Schim cocked his head to listen. The foreman, somewhat pale, shook his head. "You wouldn't believe me if I told you. Please sell me what you can."
"Are you in trouble?"
"It's not somethin' I can explain," he said cryptically.
"Should we call the sheriff?" joked the woman, quite taken with her own wit.
"No! The sheriff is--" The foreman snapped, stopping himself as he regained composure. Mumbling, he said, "...indisposed. I'll take the ammunition. The ladies and I, we'll go away. It will be safer that way..."
"Safer than what?" inquired Burnham, finally recognizing that it was no joke.
"I don't know," said the foreman. "Safer than tryin' to watch the doors in the house. Safer than stickin' around when he comes back to finish what he started."
"What's goin' on?"
Schim had heard enough and suspected he knew his partner's whereabouts. His intuition proved correct although it brought about several questions. Laying face down in the middle of the Tate's parlor, he found the Cherry. It was a curious scene. The lawman was surrounded by a pool of his own blood, his back painted red and ripped raw. The walls and décor of the room were littered with buckshot and the settee had been flipped. Clumps of black fur filled the area in haphazard piles. A blood trail led to a shattered window where the clinging glass and splintered frame had hooked more fur. Most impressive, Cherry was somehow alive. Schim wondered if the bear that had gone after Spiegelman those years before hadn't come back to hunt the sheriff.
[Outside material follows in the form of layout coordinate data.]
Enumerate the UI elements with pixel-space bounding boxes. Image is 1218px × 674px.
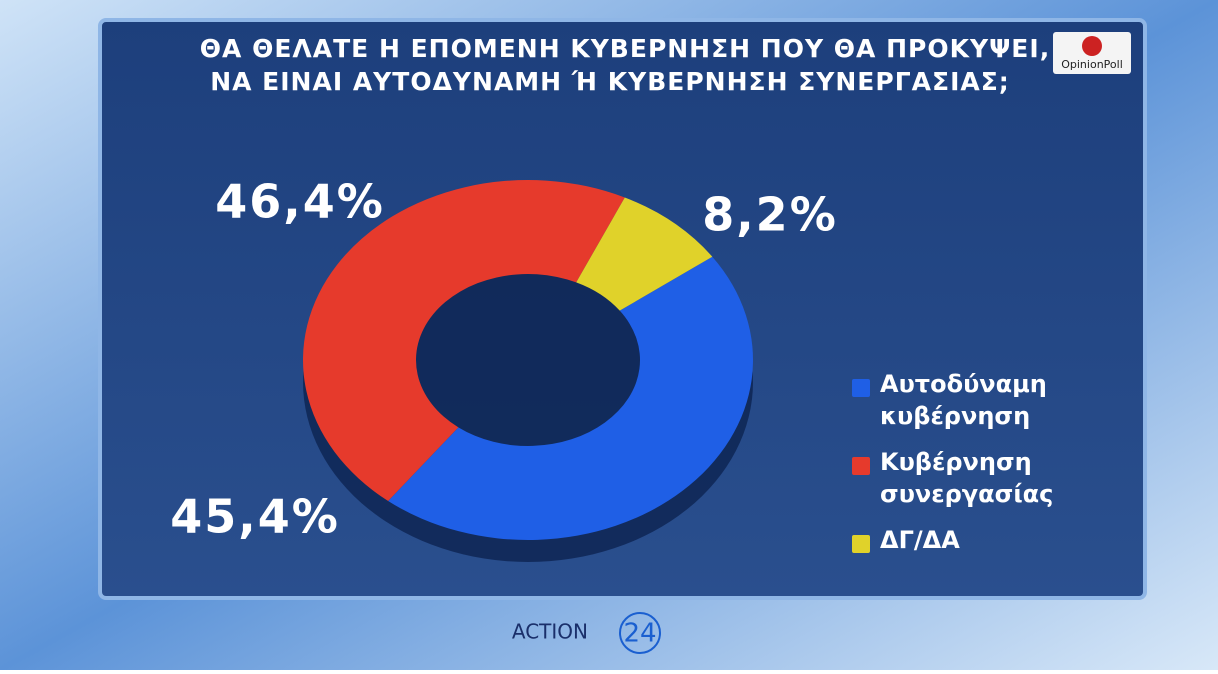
source-name: OpinionPoll — [1061, 58, 1123, 71]
legend: Αυτοδύναμη κυβέρνηση Κυβέρνηση συνεργασία… — [852, 370, 1054, 554]
slice — [303, 179, 625, 501]
value-label: 46,4% — [215, 175, 385, 229]
legend-entry: Κυβέρνηση συνεργασίας — [880, 448, 1054, 508]
value-label: 8,2% — [702, 188, 838, 242]
legend-label: Αυτοδύναμη κυβέρνηση — [880, 370, 1047, 430]
source-logo-mark — [1082, 36, 1102, 56]
value-label: 45,4% — [170, 490, 340, 544]
legend-label: ΔΓ/ΔΑ — [880, 526, 960, 554]
channel-ring — [619, 612, 661, 654]
chart-title: ΘΑ ΘΕΛΑΤΕ Η ΕΠΟΜΕΝΗ ΚΥΒΕΡΝΗΣΗ ΠΟΥ ΘΑ ΠΡΟ… — [200, 34, 1050, 63]
slice — [388, 256, 753, 540]
legend-swatch — [852, 457, 870, 475]
chart-title: ΝΑ ΕΙΝΑΙ ΑΥΤΟΔΥΝΑΜΗ Ή ΚΥΒΕΡΝΗΣΗ ΣΥΝΕΡΓΑΣ… — [210, 67, 1010, 96]
legend-entry: ΔΓ/ΔΑ — [880, 526, 960, 554]
slice — [576, 197, 713, 311]
legend-label: Κυβέρνηση συνεργασίας — [880, 448, 1054, 508]
legend-entry: Αυτοδύναμη κυβέρνηση — [880, 370, 1047, 430]
donut: 45,4% 46,4% 8,2% — [170, 175, 838, 544]
legend-swatch — [852, 379, 870, 397]
channel-name: ACTION — [512, 620, 588, 644]
channel-number: 24 — [623, 619, 656, 649]
legend-swatch — [852, 535, 870, 553]
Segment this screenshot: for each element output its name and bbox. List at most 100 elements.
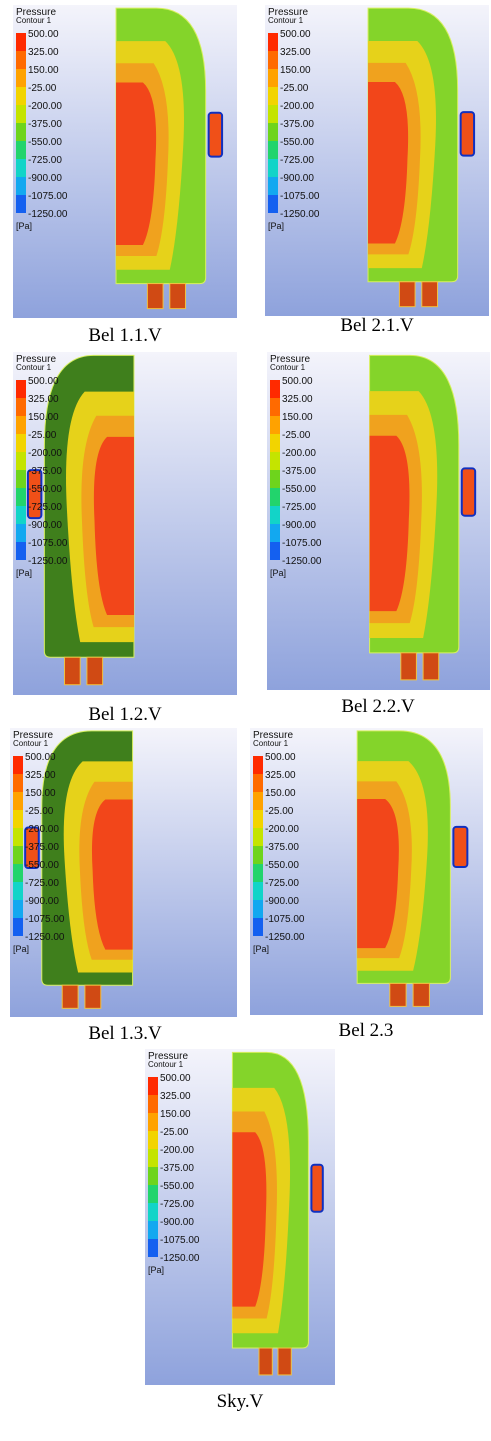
legend-label: 150.00 [160, 1109, 191, 1120]
legend-band [253, 882, 263, 900]
legend-band [270, 434, 280, 452]
zone-red [92, 800, 133, 950]
legend-label: -725.00 [280, 155, 314, 166]
legend-label: -375.00 [28, 119, 62, 130]
legend-band [13, 846, 23, 864]
legend-label: -375.00 [160, 1163, 194, 1174]
legend-band [268, 105, 278, 123]
legend-band [268, 159, 278, 177]
legend-band [270, 380, 280, 398]
legend-label: -200.00 [25, 824, 59, 835]
legend-band [268, 33, 278, 51]
legend-band [270, 470, 280, 488]
legend-band [16, 33, 26, 51]
legend-band [253, 864, 263, 882]
legend-band [16, 51, 26, 69]
legend-band [268, 177, 278, 195]
legend-band [16, 141, 26, 159]
zone-red [368, 82, 408, 243]
legend-band [270, 524, 280, 542]
legend-label: -375.00 [280, 119, 314, 130]
caption: Bel 2.1.V [277, 316, 477, 335]
legend-band [16, 87, 26, 105]
legend-label: 150.00 [28, 65, 59, 76]
legend-band [16, 470, 26, 488]
legend-label: -550.00 [282, 484, 316, 495]
legend-subtitle: Contour 1 [16, 363, 52, 372]
contour-panel: PressureContour 1500.00325.00150.00-25.0… [265, 5, 489, 316]
legend-band [13, 900, 23, 918]
contour-panel: PressureContour 1500.00325.00150.00-25.0… [13, 352, 237, 695]
legend-label: 325.00 [25, 770, 56, 781]
foot [423, 653, 439, 680]
legend-band [16, 380, 26, 398]
legend-label: -25.00 [160, 1127, 189, 1138]
legend-label: -1075.00 [282, 538, 322, 549]
legend-band [13, 864, 23, 882]
legend-label: -550.00 [265, 860, 299, 871]
legend-band [16, 434, 26, 452]
foot [413, 983, 429, 1006]
zone-red [357, 799, 399, 948]
legend-band [270, 416, 280, 434]
foot [170, 284, 186, 309]
legend-label: -200.00 [160, 1145, 194, 1156]
legend-label: -1075.00 [265, 914, 305, 925]
zone-red [232, 1132, 266, 1306]
legend-label: -550.00 [160, 1181, 194, 1192]
legend-label: 500.00 [28, 376, 59, 387]
legend-label: 325.00 [28, 47, 59, 58]
legend-label: -550.00 [28, 484, 62, 495]
foot [62, 985, 78, 1008]
legend-label: -25.00 [265, 806, 294, 817]
legend-band [270, 452, 280, 470]
foot [422, 282, 438, 307]
legend-band [268, 87, 278, 105]
legend-label: -25.00 [282, 430, 311, 441]
caption: Sky.V [140, 1392, 340, 1411]
legend-band [16, 452, 26, 470]
legend-label: -550.00 [280, 137, 314, 148]
legend-label: 500.00 [280, 29, 311, 40]
legend-label: 325.00 [28, 394, 59, 405]
legend-band [16, 69, 26, 87]
legend-band [16, 542, 26, 560]
legend-band [13, 756, 23, 774]
foot [401, 653, 417, 680]
contour-panel: PressureContour 1500.00325.00150.00-25.0… [267, 352, 490, 690]
legend-label: 500.00 [282, 376, 313, 387]
legend-band [13, 828, 23, 846]
legend-band [268, 195, 278, 213]
legend-band [253, 756, 263, 774]
handle [209, 113, 222, 157]
legend-label: -375.00 [265, 842, 299, 853]
caption: Bel 1.1.V [25, 326, 225, 345]
legend-label: -725.00 [25, 878, 59, 889]
legend-unit: [Pa] [16, 221, 32, 231]
foot [85, 985, 101, 1008]
foot [259, 1348, 272, 1375]
legend-label: -550.00 [28, 137, 62, 148]
legend-band [16, 524, 26, 542]
foot [390, 983, 406, 1006]
legend-subtitle: Contour 1 [148, 1060, 184, 1069]
legend-band [253, 918, 263, 936]
legend-label: -1250.00 [160, 1253, 200, 1264]
foot [278, 1348, 291, 1375]
legend-band [16, 123, 26, 141]
legend-band [16, 488, 26, 506]
legend-label: -375.00 [282, 466, 316, 477]
legend-band [268, 51, 278, 69]
legend-band [148, 1095, 158, 1113]
legend-label: -200.00 [28, 448, 62, 459]
foot [399, 282, 415, 307]
legend-label: -1250.00 [282, 556, 322, 567]
legend-label: -200.00 [28, 101, 62, 112]
legend-unit: [Pa] [268, 221, 284, 231]
legend-label: 500.00 [25, 752, 56, 763]
caption: Bel 2.2.V [278, 697, 478, 716]
legend-label: -1075.00 [280, 191, 320, 202]
legend-band [148, 1113, 158, 1131]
As far as Cherry went, there was nothing Schim could do. There was no way to tend to him. Schim didn't wish this upon him; he looked plain awful and in his useless undead state, the deputy could only fret. Yes, Cherry was a moron and yes, if he pulled through, they were going to have a long talk about how the demon he'd brought into town had escaped. Maybe the poor bastard would expire before his missing prisoner brought about a catastrophic disaster. It would be like the man to duck out without taking responsibility.
Schim truly wished Cherry would regain consciousness soon, if only so he could tell him what a tremendous fuckwit he'd been.